Posted by Stephen Silver at June 12, 2007 05:24 PM
Comments

Good thoughts blogger...I think people will be talking about this one forever whether Tony did die or it was the viewer or the viewer in Tony's perspective...oh well...I still love the show and can't wait to buy the box set!

Posted by: A at June 12, 2007 11:22 PM

I too had a change of heart about the ending. Initially, I thought it was a cheap "lady or the tiger" ending, but after seeing clips, I have joined those who believe that it's the audience who got whacked. It's not Lady or the Tiger -- Tony lives and goes on and on, the audience gets whacked, and as Bobby said in that first episode, you don't see it coming.

David Chase said Tony lives. In all the choices you and others have run through in mob movies, the one thing that no one has done has whacked the audience.

Viewers have been getting off voyeuristically on these mob hits, and were waiting for one last hit ... then everyone thought their cable went out.

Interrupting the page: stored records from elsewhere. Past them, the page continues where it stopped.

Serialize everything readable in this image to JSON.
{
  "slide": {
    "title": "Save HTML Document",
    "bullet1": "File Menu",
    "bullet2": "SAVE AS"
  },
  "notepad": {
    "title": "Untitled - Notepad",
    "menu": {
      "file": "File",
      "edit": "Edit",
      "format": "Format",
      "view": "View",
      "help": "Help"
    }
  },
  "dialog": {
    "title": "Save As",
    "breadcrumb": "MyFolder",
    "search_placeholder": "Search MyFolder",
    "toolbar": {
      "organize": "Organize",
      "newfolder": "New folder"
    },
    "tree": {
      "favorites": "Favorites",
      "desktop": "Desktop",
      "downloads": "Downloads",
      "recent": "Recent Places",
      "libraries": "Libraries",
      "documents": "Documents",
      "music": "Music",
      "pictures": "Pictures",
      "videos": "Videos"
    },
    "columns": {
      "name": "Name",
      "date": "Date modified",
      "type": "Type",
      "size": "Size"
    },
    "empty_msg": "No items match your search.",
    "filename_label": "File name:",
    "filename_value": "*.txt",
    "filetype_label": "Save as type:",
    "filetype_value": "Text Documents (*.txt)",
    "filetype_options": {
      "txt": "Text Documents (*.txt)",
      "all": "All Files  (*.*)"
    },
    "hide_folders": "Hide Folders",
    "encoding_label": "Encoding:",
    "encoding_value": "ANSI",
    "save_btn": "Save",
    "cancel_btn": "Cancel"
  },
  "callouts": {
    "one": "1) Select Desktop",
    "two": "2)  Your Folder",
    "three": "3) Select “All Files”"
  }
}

An analogous technique was in Trey Parker's Orgazmo. There are all these scenes that follow the progression of a porn scene, but every time you are about to see a naked woman, a man's hairy ass appears in the camera and blocks it.

It's the same basic idea -- you want the mob hit, viewer -- no, you die ... while there is a lack of moral closure, it does say something about the relationship between viewer and the moral emotions therein. I don't think this is a particularly clever thing, lots of folks have done this "alienation" thing for at least 80 years, but for the Sopranos, it is an appropriate ending.

Plus, as you and others have said, the rest of the characters have "arrived" somewhere -- there is a sense of closure, even though, frankly, like so much in the Sopranos, it feels really forced.

Tony lives; the viewer dies.

Your mileage may vary.

Posted by: Mr. Anon at June 14, 2007 08:46 AM

BTW, Robert Coover's short story The Marker from Pricksongs & Descants (along with a lot of 60s metafiction) does something similar, and predates, Orgazmo. But Brecht and others were doing the "alienation" thing far earlier.